I downloaded a test image from Wikipedia (the tree seen below) to compare Pillow
and OpenCV
(using cv2
) in python. Perceptually the two images appear the same, but their respective md5
hashes don't match; and if I subtract the two images the result is not even close to solid black (the image shown below the original). The original image is a JPEG. If I convert it to a PNG first, the hashes match.
我从Wikipedia(见下的树)下载了一个测试图像,以比较Pillow和OpenCV(使用cv2)在python中的使用。这两幅图像在感知上是相同的,但它们各自的md5散列不匹配;如果我减去这两幅图像,结果甚至都不接近纯黑色(原始图像如下)。原始图像是JPEG。如果我先把它转换成PNG,哈希匹配。
The last image shows the frequency distribution of how the pixel value differences.
最后一幅图像显示了像素值差异的频率分布。
As Catree pointed out my subtraction was causing integer overflow. I updated to converting too dtype=int
before the subtraction (to show the negative values) and then taking the absolute value before plotting the difference. Now the difference image is perceptually solid black.

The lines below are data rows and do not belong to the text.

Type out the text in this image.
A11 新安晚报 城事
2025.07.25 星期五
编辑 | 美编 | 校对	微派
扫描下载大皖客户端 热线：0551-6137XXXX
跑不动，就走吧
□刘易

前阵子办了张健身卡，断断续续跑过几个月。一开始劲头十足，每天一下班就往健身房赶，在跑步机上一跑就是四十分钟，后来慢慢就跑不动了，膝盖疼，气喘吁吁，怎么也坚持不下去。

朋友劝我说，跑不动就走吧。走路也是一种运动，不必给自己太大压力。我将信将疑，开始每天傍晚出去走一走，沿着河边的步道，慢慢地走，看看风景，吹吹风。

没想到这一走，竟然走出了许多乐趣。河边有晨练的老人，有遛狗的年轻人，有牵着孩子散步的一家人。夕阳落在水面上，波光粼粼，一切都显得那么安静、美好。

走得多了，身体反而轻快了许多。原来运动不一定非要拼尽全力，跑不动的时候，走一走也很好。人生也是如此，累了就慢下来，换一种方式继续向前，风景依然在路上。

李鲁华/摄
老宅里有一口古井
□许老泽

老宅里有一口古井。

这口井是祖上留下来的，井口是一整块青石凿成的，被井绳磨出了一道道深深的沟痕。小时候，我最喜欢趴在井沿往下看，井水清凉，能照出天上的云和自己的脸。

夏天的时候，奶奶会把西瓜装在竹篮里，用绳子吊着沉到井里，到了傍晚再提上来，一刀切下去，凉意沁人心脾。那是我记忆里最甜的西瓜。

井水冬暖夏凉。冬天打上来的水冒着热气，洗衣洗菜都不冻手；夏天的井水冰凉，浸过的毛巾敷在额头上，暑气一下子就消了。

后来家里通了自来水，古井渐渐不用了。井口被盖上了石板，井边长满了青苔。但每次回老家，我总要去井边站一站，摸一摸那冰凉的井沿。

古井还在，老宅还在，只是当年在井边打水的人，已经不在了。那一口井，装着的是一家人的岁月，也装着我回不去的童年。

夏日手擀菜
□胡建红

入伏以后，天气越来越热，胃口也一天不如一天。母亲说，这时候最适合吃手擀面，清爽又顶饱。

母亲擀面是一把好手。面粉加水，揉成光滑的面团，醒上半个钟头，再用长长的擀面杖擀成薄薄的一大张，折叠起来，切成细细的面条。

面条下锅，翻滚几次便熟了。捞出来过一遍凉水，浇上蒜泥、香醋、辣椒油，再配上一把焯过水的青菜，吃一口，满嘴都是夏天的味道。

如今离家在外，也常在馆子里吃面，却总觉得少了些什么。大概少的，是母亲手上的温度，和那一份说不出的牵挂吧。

正如Catree指出的,我的减法导致了整数溢出。我更新为在减法之前将too dtype=int(显示负值)转换为在绘制差之前取绝对值。不同的图像感知上是固体黑色。
This is the code I used:
这是我使用的代码:
from PIL import Image
import cv2
import sys
import md5
import numpy as np
def hashIm(im):
imP = np.array(Image.open(im))
# Convert to BGR and drop alpha channel if it exists
imP = imP[..., 2::-1]
# Make the array contiguous again
imP = np.array(imP)
im = cv2.imread(im)
diff = im.astype(int)-imP.astype(int)
cv2.imshow('cv2', im)
cv2.imshow('PIL', imP)
cv2.imshow('diff', np.abs(diff).astype(np.uint8))

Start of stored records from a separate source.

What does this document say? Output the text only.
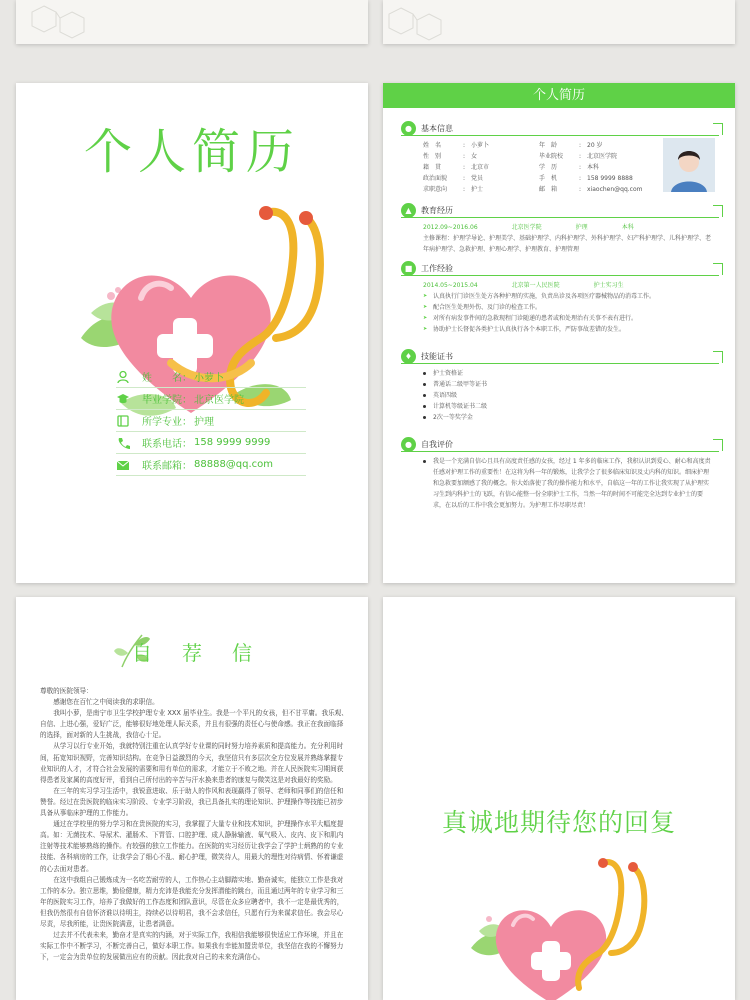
个人简历
姓　　名： 小萝卜
毕业学院： 北京医学院
所学专业： 护理
联系电话： 158 9999 9999
联系邮箱： 88888@qq.com
个人简历
●	基本信息
姓　名	: 小萝卜
性　别	: 女
籍　贯	: 北京市
政治面貌	: 党员
求职意向	: 护士
年　龄	: 20 岁
毕业院校	: 北京医学院
学　历	: 本科
手　机	: 158 9999 8888
邮　箱	: xiaochen@qq.com
▲	教育经历
2012.09~2016.06	北京医学院	护理	本科
主修课程：护理学导论、护理美学、基础护理学、内科护理学、外科护理学、妇产科护理学、儿科护理学、老年病护理学、急救护理、护理心理学、护理教育、护理管理
■	工作经验
2014.05~2015.04	北京第一人民医院	护士实习生
➤ 认真执行门诊医生处方各种护理的实施，负责出诊及各项医疗器械物品的消毒工作。
➤ 配合医生处理外伤、及门诊的检查工作。
➤ 对所有病发事件间的急救现程门诊随递的患者或和处理治有关事不表有进行。
➤ 协助护士长督促各类护士认真执行各个本职工作，严防事故差错的发生。
♦	技能证书
护士资格证
普通话二级甲等证书
英语四级
计算机等级证书二级
2次一等奖学金
●	自我评价
我是一个充满自信心且具有高度责任感的女孩，经过 1 年多的临床工作，我积认识到爱心、耐心和高度责任感对护理工作的重要性！在这将为科一年的锻炼，让我学会了很多临床知识及丈内科的知识。细床护理和急救要加额感了我的概念。你大始落使了我的操作能力和水平，自临这一年的工作让我实现了从护理实习生到内科护士的飞跃，有信心能整一份全职护士工作，当然一年的时间不可能完全达到专业护士的要求，在以后的工作中我会更加努力。为护理工作尽职尽责！
自荐信

尊敬的医院领导：

感谢您在百忙之中阅读我的求职信。

我叫小萝，是南宁市卫生学校护理专业 XXX 届毕业生。我是一个平凡的女孩，但不甘平庸。我乐观、自信、上进心强，爱好广泛，能够很好地处理人际关系，并且有很强的责任心与使命感。我正在我面临择的选择，面对新的人生挑战，我信心十足。

从学习以行专业开始，我就特别注重在认真学好专业课的同时努力培养素质和提高能力。充分利用时间，拓宽知识视野，完善知识结构。在竞争日益激烈的今天，我坚信只有多层次全方位发展并熟练掌握专业知识的人才，才符合社会发展的需要和用有单位的需求，才能立于不败之地。并在人民医院实习期间获得患者及家属的高度好评，看到自己所付出的辛苦与汗水换来患者的康复与微笑这是对我最好的奖励。

在三年的实习学习生活中，我锐意进取、乐于助人的作风和表现赢得了领导、老师和同事们的信任和赞誉。经过在贵医院的临床实习阶段、专业学习阶段，我已具备扎实的理论知识、护理操作等技能已初步具备从事临床护理的工作能力。

通过在学校里的努力学习和在贵医院的实习，我掌握了大量专业和技术知识，护理操作水平大幅度提高。如：无菌技术、导尿术、灌肠术、下胃管、口腔护理、成人静脉输液、氧气吸入、皮内、皮下和肌内注射等技术能够熟练的操作。有较强的独立工作能力。在医院的实习经历让我学会了学护士炳熟的的专业技能、各科病房的工作，让我学会了细心不乱、耐心护理，微笑待人，用最大的理性对待病情、怀着谦虚的心去面对患者。

在这中我组自己锻炼成为一名吃苦耐劳的人，工作热心主动脚踏实地、勤奋诚实，能独立工作是我对工作的本分。独立思维，勤俭健康，精力充沛是我能充分发挥潜能的跳台，而且通过两年的专业学习和三年的医院实习工作，培养了我做好的工作态度和团队意识，尽管在众多应聘者中，我不一定是最优秀的，但我仍然很有自信怀济谁以待明主，持续必以待明君，我不会求信任，只愿有行为来谋求信任。我会尽心尽责，尽我所能，让贵医院满意，让患者满意。

过去并不代表未来，勤奋才是真实的内涵，对于实际工作，我相信我能够很快适应工作环境，并且在实际工作中不断学习，不断完善自己，做好本职工作。如果我有幸能加盟贵单位，我坚信在我的不懈努力下，一定会为贵单位的发展做出应有的贡献。因此我对自己的未来充满信心。

真诚地期待您的回复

cv2.imshow('diff_overflow', diff.astype(np.uint8))
with open('dist.csv', 'w') as outfile:
diff = im-imP
for i in range(-256, 256):
outfile.write('{},{}\n'.format(i, np.count_nonzero(diff==i)))
cv2.waitKey(0)
cv2.destroyAllWindows()
return md5.md5(im).hexdigest() + ' ' + md5.md5(imP).hexdigest()
if __name__ == '__main__':
print sys.argv[1] + '\t' + hashIm(sys.argv[1])
Frequency distribution updated to show negative values.
频率分布更新显示负值。
This is what I was seeing before I implemented the changes recommended by Catree.
这是我在实现Catree建议的更改之前看到的。
1 个解决方案
#1
2
The original image is a JPEG.
原始图像是JPEG。
JPEG decoding can produce different results depending on the libjpeg version, compiler optimization, platform, etc.
根据libjpeg版本、编译器优化、平台等,JPEG解码可以产生不同的结果。
Check which version of libjpeg Pillow
and OpenCV
are using.
检查libjpeg枕头和OpenCV使用的是哪个版本。
See this answer for more information: JPEG images have different pixel values across multiple devices or here.
更多信息请参见此答案:JPEG图像在多个设备或此处具有不同的像素值。
BTW, (im-imP)
produces uint8
overflow (there is no way to have such a high amount of large pixel differences without seeing it in your frequency chart). Try to cast to int
type before doing your frequency computation.
顺便说一句,(im-imP)会产生uint8溢出(如果在你的频率图中看不到,那么就不可能有如此大的像素差异)。在进行频率计算之前,尝试转换为int类型。
#1
2
The original image is a JPEG.
原始图像是JPEG。
JPEG decoding can produce different results depending on the libjpeg version, compiler optimization, platform, etc.
根据libjpeg版本、编译器优化、平台等,JPEG解码可以产生不同的结果。
Check which version of libjpeg Pillow
and OpenCV
are using.
检查libjpeg枕头和OpenCV使用的是哪个版本。
See this answer for more information: JPEG images have different pixel values across multiple devices or here.
更多信息请参见此答案:JPEG图像在多个设备或此处具有不同的像素值。
BTW, (im-imP)
produces uint8
overflow (there is no way to have such a high amount of large pixel differences without seeing it in your frequency chart). Try to cast to int
type before doing your frequency computation.
顺便说一句,(im-imP)会产生uint8溢出(如果在你的频率图中看不到,那么就不可能有如此大的像素差异)。在进行频率计算之前,尝试转换为int类型。